The goal of this project is to build an NFVI fault management and maintenance framework supporting high availability of the Network Services on top of the virtualized infrastructure. The key feature is immediate notification of unavailability of virtualized resources from VIM, to support failure recovery, or failure avoidance of VNFs running on them. Requirement survey and development of missing features in NFVI and VIM are in scope of this project in order to fulfil requirements for fault management and maintenance in NFV.

The purpose of this requirement project is to clarify the necessary features of NFVI fault management, and maintenance, identify missing features in the current OpenSource implementations, provide a potential implementation architecture and plan, provide implementation guidelines in relevant upstream projects to realize those missing features, and define the VIM northbound interfaces necessary to perform the task of NFVI fault management, and maintenance in alignment with ETSI NFV [ENFV]. Problem description

A Virtualized Infrastructure Manager (VIM), e.g. OpenStack [OPSK], cannot detect certain Network Functions Virtualization Infrastructure (NFVI) faults.
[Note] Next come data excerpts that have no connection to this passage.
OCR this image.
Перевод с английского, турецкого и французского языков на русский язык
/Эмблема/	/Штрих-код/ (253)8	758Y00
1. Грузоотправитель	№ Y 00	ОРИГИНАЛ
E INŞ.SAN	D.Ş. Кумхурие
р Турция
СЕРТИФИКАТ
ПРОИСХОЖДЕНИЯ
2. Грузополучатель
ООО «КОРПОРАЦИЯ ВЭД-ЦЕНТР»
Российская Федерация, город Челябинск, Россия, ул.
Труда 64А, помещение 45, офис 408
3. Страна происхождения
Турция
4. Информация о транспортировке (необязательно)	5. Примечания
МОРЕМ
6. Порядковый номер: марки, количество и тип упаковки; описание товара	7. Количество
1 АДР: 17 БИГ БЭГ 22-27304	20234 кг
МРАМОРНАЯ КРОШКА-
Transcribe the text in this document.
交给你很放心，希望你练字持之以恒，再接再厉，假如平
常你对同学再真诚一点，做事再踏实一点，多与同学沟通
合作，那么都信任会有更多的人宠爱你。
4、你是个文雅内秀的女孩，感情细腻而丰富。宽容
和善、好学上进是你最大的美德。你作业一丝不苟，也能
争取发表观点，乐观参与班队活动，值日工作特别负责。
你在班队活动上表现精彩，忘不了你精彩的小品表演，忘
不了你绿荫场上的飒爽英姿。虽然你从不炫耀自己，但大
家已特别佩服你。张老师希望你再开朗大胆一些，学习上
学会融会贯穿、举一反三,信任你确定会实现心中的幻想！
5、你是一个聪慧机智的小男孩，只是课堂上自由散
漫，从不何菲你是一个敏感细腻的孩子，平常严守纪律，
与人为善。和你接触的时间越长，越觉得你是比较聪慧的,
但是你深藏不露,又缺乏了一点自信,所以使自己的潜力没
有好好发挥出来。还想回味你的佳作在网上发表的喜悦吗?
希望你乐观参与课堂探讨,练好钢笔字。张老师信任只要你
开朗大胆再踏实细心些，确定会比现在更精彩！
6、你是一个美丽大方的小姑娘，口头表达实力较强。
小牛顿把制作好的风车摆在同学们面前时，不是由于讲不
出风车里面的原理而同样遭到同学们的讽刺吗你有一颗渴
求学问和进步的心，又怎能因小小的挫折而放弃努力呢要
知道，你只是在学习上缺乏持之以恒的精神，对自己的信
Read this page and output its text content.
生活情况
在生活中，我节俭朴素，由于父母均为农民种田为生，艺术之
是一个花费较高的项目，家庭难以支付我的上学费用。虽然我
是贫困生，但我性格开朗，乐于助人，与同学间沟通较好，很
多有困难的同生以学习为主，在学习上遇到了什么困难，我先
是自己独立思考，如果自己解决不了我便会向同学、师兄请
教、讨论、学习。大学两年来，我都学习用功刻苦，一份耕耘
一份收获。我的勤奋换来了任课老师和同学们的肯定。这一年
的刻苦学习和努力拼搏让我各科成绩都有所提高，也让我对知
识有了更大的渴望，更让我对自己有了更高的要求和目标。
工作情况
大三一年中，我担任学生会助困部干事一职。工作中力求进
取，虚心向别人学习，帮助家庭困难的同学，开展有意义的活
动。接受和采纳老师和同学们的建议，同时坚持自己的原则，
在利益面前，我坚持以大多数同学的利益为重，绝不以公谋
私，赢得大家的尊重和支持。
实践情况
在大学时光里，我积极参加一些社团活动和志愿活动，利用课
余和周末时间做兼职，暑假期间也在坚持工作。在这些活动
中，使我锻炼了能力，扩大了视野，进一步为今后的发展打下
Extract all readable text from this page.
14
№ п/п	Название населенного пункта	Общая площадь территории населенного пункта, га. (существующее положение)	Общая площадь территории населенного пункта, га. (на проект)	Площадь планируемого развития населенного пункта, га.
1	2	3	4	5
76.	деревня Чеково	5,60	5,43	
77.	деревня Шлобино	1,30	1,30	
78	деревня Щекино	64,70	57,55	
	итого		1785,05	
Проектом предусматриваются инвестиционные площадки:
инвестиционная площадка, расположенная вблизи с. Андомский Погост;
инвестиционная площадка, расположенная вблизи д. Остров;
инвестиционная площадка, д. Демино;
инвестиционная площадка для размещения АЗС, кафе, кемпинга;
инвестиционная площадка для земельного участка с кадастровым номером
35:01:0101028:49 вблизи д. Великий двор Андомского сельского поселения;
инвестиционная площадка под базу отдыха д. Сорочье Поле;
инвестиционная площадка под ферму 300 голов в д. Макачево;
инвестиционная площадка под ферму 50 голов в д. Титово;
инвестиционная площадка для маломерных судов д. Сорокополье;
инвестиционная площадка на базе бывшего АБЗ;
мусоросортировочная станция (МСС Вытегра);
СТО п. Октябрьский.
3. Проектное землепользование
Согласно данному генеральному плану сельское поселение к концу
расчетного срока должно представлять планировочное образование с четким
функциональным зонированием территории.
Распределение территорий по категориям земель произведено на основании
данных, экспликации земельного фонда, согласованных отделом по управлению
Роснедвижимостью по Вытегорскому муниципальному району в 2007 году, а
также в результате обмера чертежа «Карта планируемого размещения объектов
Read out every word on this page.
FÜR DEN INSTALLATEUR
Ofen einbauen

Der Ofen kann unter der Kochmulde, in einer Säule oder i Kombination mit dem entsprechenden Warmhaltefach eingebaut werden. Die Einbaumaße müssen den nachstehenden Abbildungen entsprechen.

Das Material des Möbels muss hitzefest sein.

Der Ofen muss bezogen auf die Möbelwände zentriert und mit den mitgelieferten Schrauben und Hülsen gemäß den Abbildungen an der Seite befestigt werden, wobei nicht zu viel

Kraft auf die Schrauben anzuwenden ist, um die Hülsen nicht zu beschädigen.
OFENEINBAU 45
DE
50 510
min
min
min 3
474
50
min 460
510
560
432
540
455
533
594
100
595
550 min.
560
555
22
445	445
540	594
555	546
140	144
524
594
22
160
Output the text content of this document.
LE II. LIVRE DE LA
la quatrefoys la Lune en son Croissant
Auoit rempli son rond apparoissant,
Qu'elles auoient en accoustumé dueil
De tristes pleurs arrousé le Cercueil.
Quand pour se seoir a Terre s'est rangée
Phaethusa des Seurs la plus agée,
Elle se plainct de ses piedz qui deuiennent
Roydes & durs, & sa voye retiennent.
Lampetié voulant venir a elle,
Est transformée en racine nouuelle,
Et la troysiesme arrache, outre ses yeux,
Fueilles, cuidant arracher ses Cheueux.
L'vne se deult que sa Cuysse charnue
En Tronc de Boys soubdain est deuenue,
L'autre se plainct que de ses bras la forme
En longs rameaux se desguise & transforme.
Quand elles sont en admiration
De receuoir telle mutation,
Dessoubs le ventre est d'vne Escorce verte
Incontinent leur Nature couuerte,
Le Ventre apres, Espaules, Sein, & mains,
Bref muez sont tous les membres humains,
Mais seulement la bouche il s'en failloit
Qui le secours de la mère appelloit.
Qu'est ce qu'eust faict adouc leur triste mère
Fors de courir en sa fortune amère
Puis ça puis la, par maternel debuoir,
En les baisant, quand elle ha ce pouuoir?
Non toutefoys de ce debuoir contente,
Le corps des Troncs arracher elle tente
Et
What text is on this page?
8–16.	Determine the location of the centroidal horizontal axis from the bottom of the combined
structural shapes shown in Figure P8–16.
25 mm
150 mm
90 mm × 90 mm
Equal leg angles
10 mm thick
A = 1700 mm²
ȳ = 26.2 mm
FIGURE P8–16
This feature is necessary to detect the faults and notify the Consumer in order to ensure the proper functioning of EPC VNFs like MME and S/P-GW.

  • EPC VNFs are often in active standby (ACT-STBY) configuration and need to switch from STBY mode to ACT mode as soon as relevant faults are detected in the active (ACT) VNF.

  • NFVI encompasses all elements building up the environment in which VNFs are deployed, e.g., Physical Machines, Hypervisors, Storage, and Network elements.

In addition, VIM, e.g. OpenStack, needs to receive maintenance instructions from the Consumer, i.e. the operator/administrator of the VNF.

  • Change the state of certain Physical Machines (PMs), e.g. empty the PM, so that maintenance work can be performed at these machines.

Note: Although fault management and maintenance are different operations in NFV, both are considered as part of this project as – except for the trigger – they share a very similar work and message flow. Hence, from implementation perspective, these two are kept together in the Doctor project because of this high degree of similarity.